Esa madrugada, vaya usted a saber por qué, Inocencio el Viudo y Santiago el Panadero estaban soñando un mismo sueño poblado de burros. Inocencio veía volar a Pandero: le salían del lomo dos alas blancas, y planeaba cual cernícalo por las escarpadas paredes del despeñadero hasta posarse grácilmente en un saliente del acantilado, sin miedo al vértigo, compartiendo nido con gaviotas, aguiluchos y cernícalos, estirando mucho el pescuezo y el hocico para depositar comida en los respectivos picos de muchos polluelos exigentes. Eso soñaba Inocencio, soñaba con burros volando, hay que joderse con las cosas que pasan.

Santiago el Panadero soñaba sin embargo con la burra vieja pariendo. Él la asistía, en el establo, y la burra abría las patas desencajándolas y él introducía el brazo hasta que, de pronto, tocaba allá, dentro de la barrigona pesada, algo duro, muy duro, como una piedra, y entonces tiraba hacia fuera con todas sus fuerzas, pero con todas porque sudaba y sudaba hasta que por fin salió, aquello emergió, nada más y nada menos que una cabra adulta con grandes cuernos muy macizos.

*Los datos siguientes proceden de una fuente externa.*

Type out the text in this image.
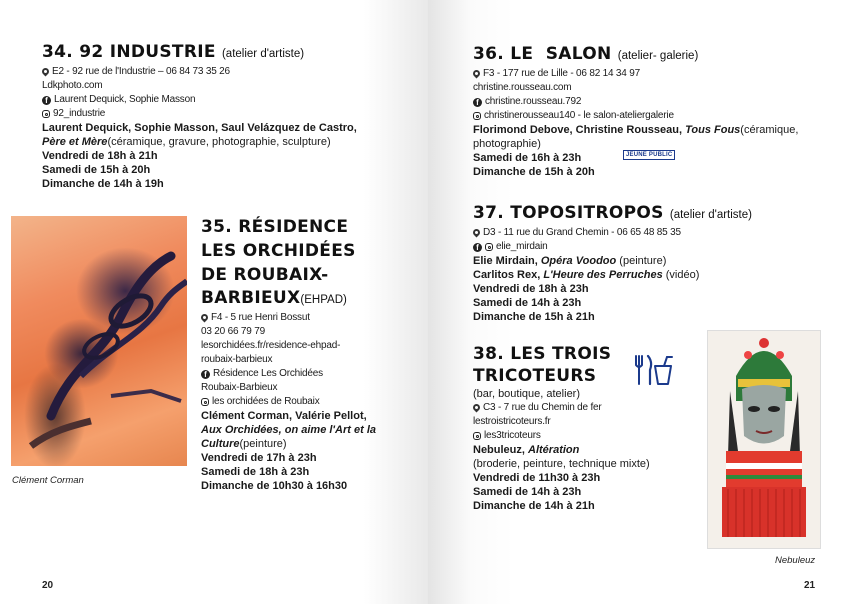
34. 92 INDUSTRIE (atelier d'artiste)
E2 - 92 rue de l'Industrie – 06 84 73 35 26
Ldkphoto.com
f Laurent Dequick, Sophie Masson
92_industrie
Laurent Dequick, Sophie Masson, Saul Velázquez de Castro,
Père et Mère (céramique, gravure, photographie, sculpture)
Vendredi de 18h à 21h
Samedi de 15h à 20h
Dimanche de 14h à 19h
Clément Corman
35. RÉSIDENCE
LES ORCHIDÉES
DE ROUBAIX-
BARBIEUX(EHPAD)
F4 - 5 rue Henri Bossut
03 20 66 79 79
lesorchidées.fr/residence-ehpad-
roubaix-barbieux
f Résidence Les Orchidées
Roubaix-Barbieux
les orchidées de Roubaix
Clément Corman, Valérie Pellot,
Aux Orchidées, on aime l'Art et la
Culture (peinture)
Vendredi de 17h à 23h
Samedi de 18h à 23h
Dimanche de 10h30 à 16h30
20
36. LE  SALON (atelier- galerie)
F3 - 177 rue de Lille - 06 82 14 34 97
christine.rousseau.com
f christine.rousseau.792
christinerousseau140 - le salon-ateliergalerie
Florimond Debove, Christine Rousseau, Tous Fous (céramique,
photographie)
Samedi de 16h à 23h
Dimanche de 15h à 20h
JEUNE PUBLIC
37. TOPOSITROPOS (atelier d'artiste)
D3 - 11 rue du Grand Chemin - 06 65 48 85 35
f	elie_mirdain
Elie Mirdain, Opéra Voodoo (peinture)
Carlitos Rex, L'Heure des Perruches (vidéo)
Vendredi de 18h à 23h
Samedi de 14h à 23h
Dimanche de 15h à 21h
38. LES TROIS
TRICOTEURS
(bar, boutique, atelier)
C3 - 7 rue du Chemin de fer
lestroistricoteurs.fr
les3tricoteurs
Nebuleuz, Altération
(broderie, peinture, technique mixte)
Vendredi de 11h30 à 23h
Samedi de 14h à 23h
Dimanche de 14h à 21h
Nebuleuz
21
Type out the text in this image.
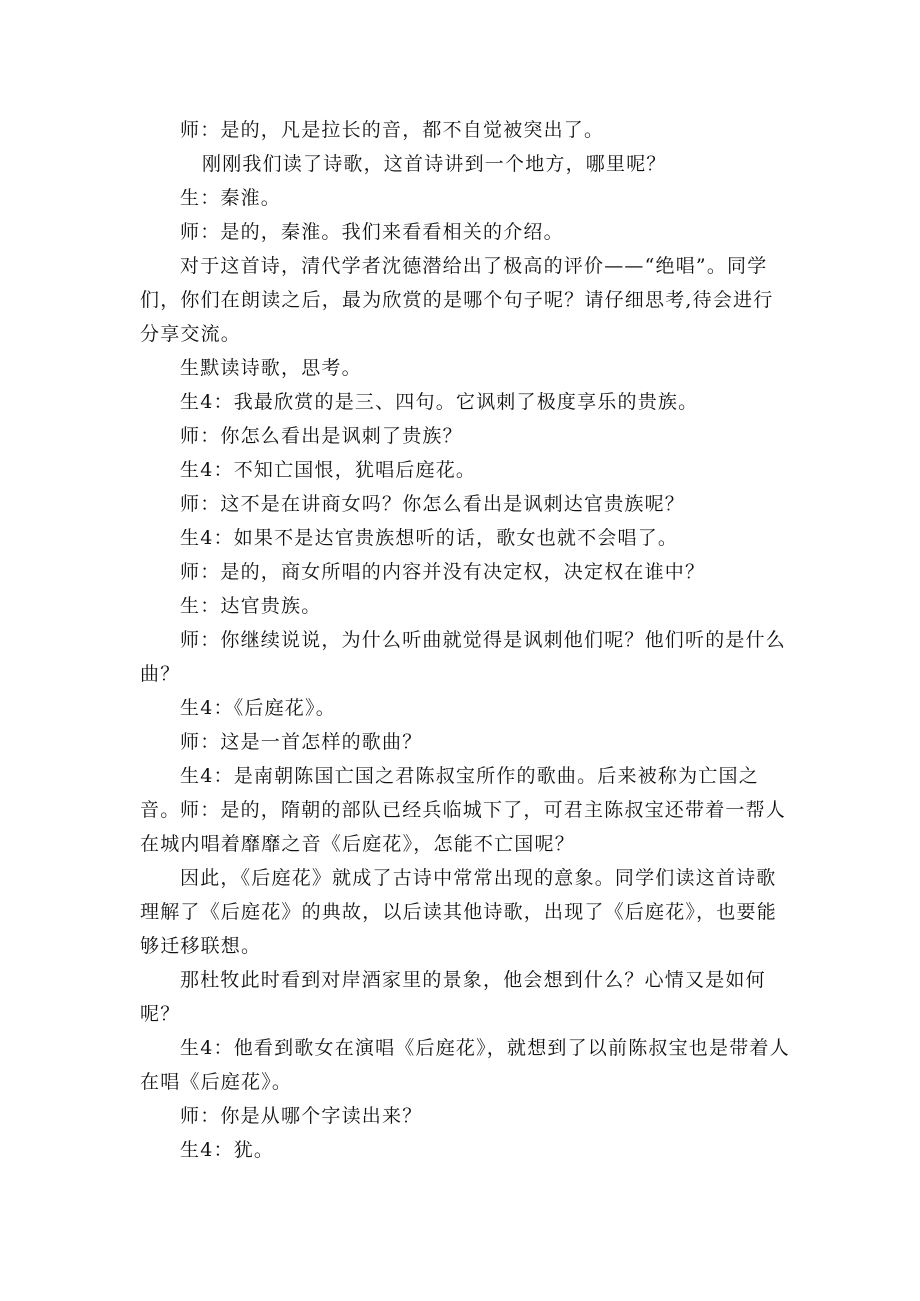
师：是的，凡是拉长的音，都不自觉被突出了。

刚刚我们读了诗歌，这首诗讲到一个地方，哪里呢？

生：秦淮。

师：是的，秦淮。我们来看看相关的介绍。

对于这首诗，清代学者沈德潜给出了极高的评价——“绝唱”。同学们，你们在朗读之后，最为欣赏的是哪个句子呢？请仔细思考,待会进行分享交流。

生默读诗歌，思考。

生4：我最欣赏的是三、四句。它讽刺了极度享乐的贵族。

师：你怎么看出是讽刺了贵族？

生4：不知亡国恨，犹唱后庭花。

师：这不是在讲商女吗？你怎么看出是讽刺达官贵族呢？

生4：如果不是达官贵族想听的话，歌女也就不会唱了。

师：是的，商女所唱的内容并没有决定权，决定权在谁中？

生：达官贵族。

师：你继续说说，为什么听曲就觉得是讽刺他们呢？他们听的是什么曲？

生4：《后庭花》。

师：这是一首怎样的歌曲？

生4：是南朝陈国亡国之君陈叔宝所作的歌曲。后来被称为亡国之音。 师：是的，隋朝的部队已经兵临城下了，可君主陈叔宝还带着一帮人在城内唱着靡靡之音《后庭花》，怎能不亡国呢？

因此，《后庭花》就成了古诗中常常出现的意象。同学们读这首诗歌理解了《后庭花》的典故，以后读其他诗歌，出现了《后庭花》，也要能够迁移联想。

那杜牧此时看到对岸酒家里的景象，他会想到什么？心情又是如何呢？

生4：他看到歌女在演唱《后庭花》，就想到了以前陈叔宝也是带着人在唱《后庭花》。

师：你是从哪个字读出来？

生4：犹。
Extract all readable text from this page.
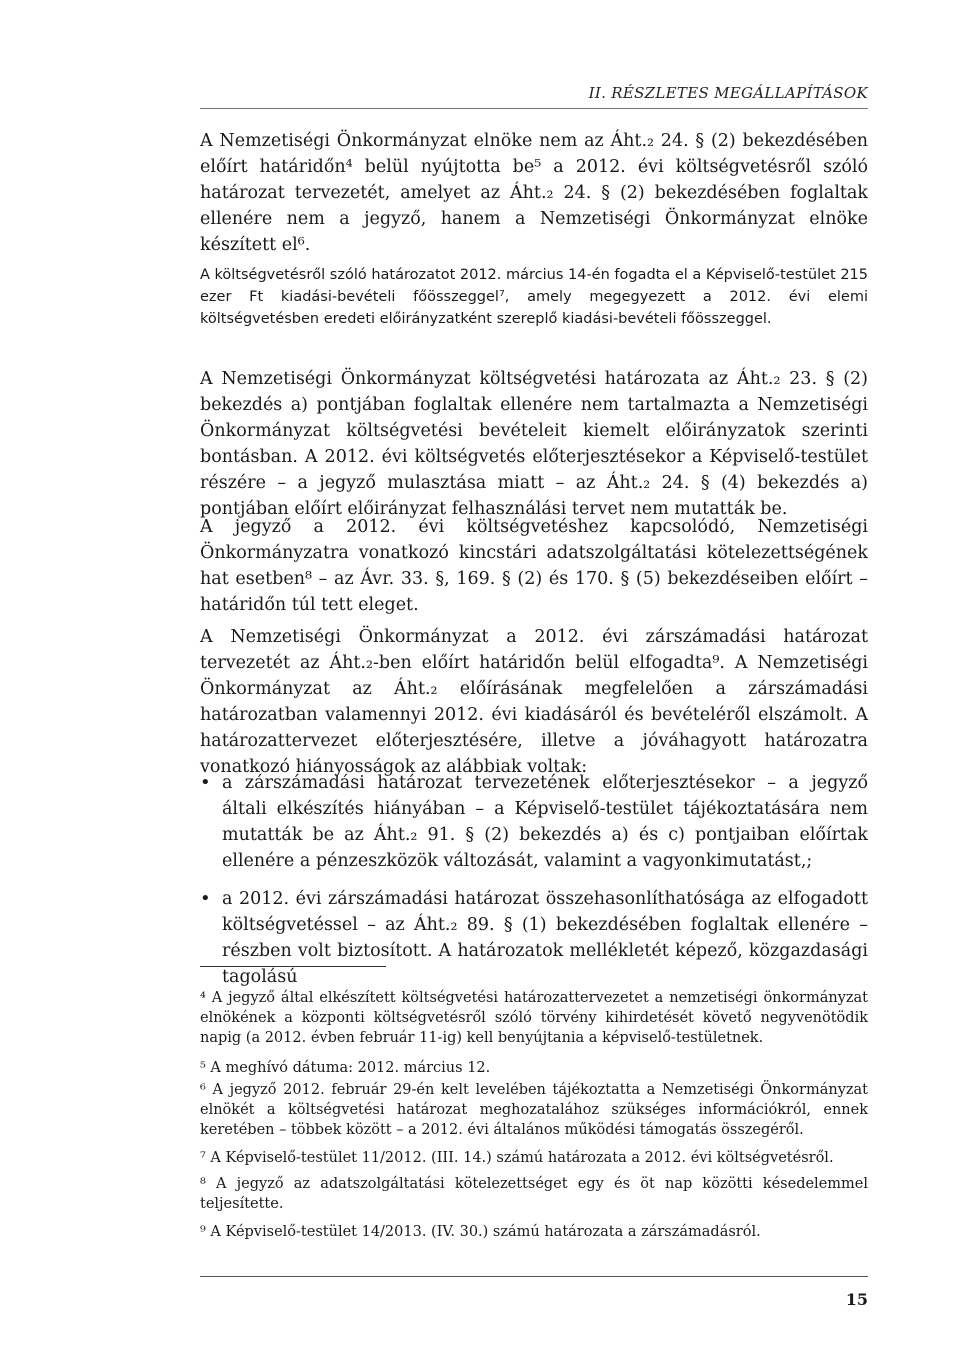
II. RÉSZLETES MEGÁLLAPÍTÁSOK

A Nemzetiségi Önkormányzat elnöke nem az Áht.₂ 24. § (2) bekezdésében előírt határidőn⁴ belül nyújtotta be⁵ a 2012. évi költségvetésről szóló határozat tervezetét, amelyet az Áht.₂ 24. § (2) bekezdésében foglaltak ellenére nem a jegyző, hanem a Nemzetiségi Önkormányzat elnöke készített el⁶.

A költségvetésről szóló határozatot 2012. március 14-én fogadta el a Képviselő-testület 215 ezer Ft kiadási-bevételi főösszeggel⁷, amely megegyezett a 2012. évi elemi költségvetésben eredeti előirányzatként szereplő kiadási-bevételi főösszeggel.

A Nemzetiségi Önkormányzat költségvetési határozata az Áht.₂ 23. § (2) bekezdés a) pontjában foglaltak ellenére nem tartalmazta a Nemzetiségi Önkormányzat költségvetési bevételeit kiemelt előirányzatok szerinti bontásban. A 2012. évi költségvetés előterjesztésekor a Képviselő-testület részére – a jegyző mulasztása miatt – az Áht.₂ 24. § (4) bekezdés a) pontjában előírt előirányzat felhasználási tervet nem mutatták be.

A jegyző a 2012. évi költségvetéshez kapcsolódó, Nemzetiségi Önkormányzatra vonatkozó kincstári adatszolgáltatási kötelezettségének hat esetben⁸ – az Ávr. 33. §, 169. § (2) és 170. § (5) bekezdéseiben előírt – határidőn túl tett eleget.

A Nemzetiségi Önkormányzat a 2012. évi zárszámadási határozat tervezetét az Áht.₂-ben előírt határidőn belül elfogadta⁹. A Nemzetiségi Önkormányzat az Áht.₂ előírásának megfelelően a zárszámadási határozatban valamennyi 2012. évi kiadásáról és bevételéről elszámolt. A határozattervezet előterjesztésére, illetve a jóváhagyott határozatra vonatkozó hiányosságok az alábbiak voltak:

• a zárszámadási határozat tervezetének előterjesztésekor – a jegyző általi elkészítés hiányában – a Képviselő-testület tájékoztatására nem mutatták be az Áht.₂ 91. § (2) bekezdés a) és c) pontjaiban előírtak ellenére a pénzeszközök változását, valamint a vagyonkimutatást,;
• a 2012. évi zárszámadási határozat összehasonlíthatósága az elfogadott költségvetéssel – az Áht.₂ 89. § (1) bekezdésében foglaltak ellenére – részben volt biztosított. A határozatok mellékletét képező, közgazdasági tagolású

⁴ A jegyző által elkészített költségvetési határozattervezetet a nemzetiségi önkormányzat elnökének a központi költségvetésről szóló törvény kihirdetését követő negyvenötödik napig (a 2012. évben február 11-ig) kell benyújtania a képviselő-testületnek.

⁵ A meghívó dátuma: 2012. március 12.

⁶ A jegyző 2012. február 29-én kelt levelében tájékoztatta a Nemzetiségi Önkormányzat elnökét a költségvetési határozat meghozatalához szükséges információkról, ennek keretében – többek között – a 2012. évi általános működési támogatás összegéről.

⁷ A Képviselő-testület 11/2012. (III. 14.) számú határozata a 2012. évi költségvetésről.

⁸ A jegyző az adatszolgáltatási kötelezettséget egy és öt nap közötti késedelemmel teljesítette.

⁹ A Képviselő-testület 14/2013. (IV. 30.) számú határozata a zárszámadásról.

15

La burra vieja pariendo cabras y primero una y segundo dos y tercero tres y así hasta que despertó en la séptima, qué alivio, el corazón encabritado, palpitándole en la boca, los sudores chorreando pegajosos, la respiración difícil, menos mal que ya se estaba acercando la alborada. Se levantó de la cama y salió al patio en busca de aire nuevo. Inspiró profundo. Encendió el horno de leña para que el pan que Lorenza había amasado la noche anterior se fuera haciendo y sacó del aljibe dos cubos de agua fría. Se los echó por encima, tras despojarse de los calzoncillos, para lavarse los últimos retozos de la pesadilla. Se fue a la cuadra y allí descubrió a su burro, comiendo pasto parsimoniosamente, masticando en la penumbra del amanecer. Miró y remiró todas las esquinas del establo y respiró tranquilo porque no descubrió cabras. Cabras sueltas. Cabras recién paridas. Volvió a la vivienda, ya con mejor cuerpo, y puso café al fuego, para acabar de entonarse. Corrió a vestirse y retornó a la cocina, todavía abrochándose el cinto. Aquella barriga estaba creciendo se diría que día a día, pero desayunó sin remordimiento un tazón de gofio amasado con leche y miel y media docena de brevas. Esperó a que el café se enfriara, porque a él le gustaba así, y se bebió un vaso. El pan ya estaba a punto y la rutina parecía la misma: qué lejos estaba Santiago de saber que esa mañana habría de quedarse tuerto, tuerto hasta la tumba.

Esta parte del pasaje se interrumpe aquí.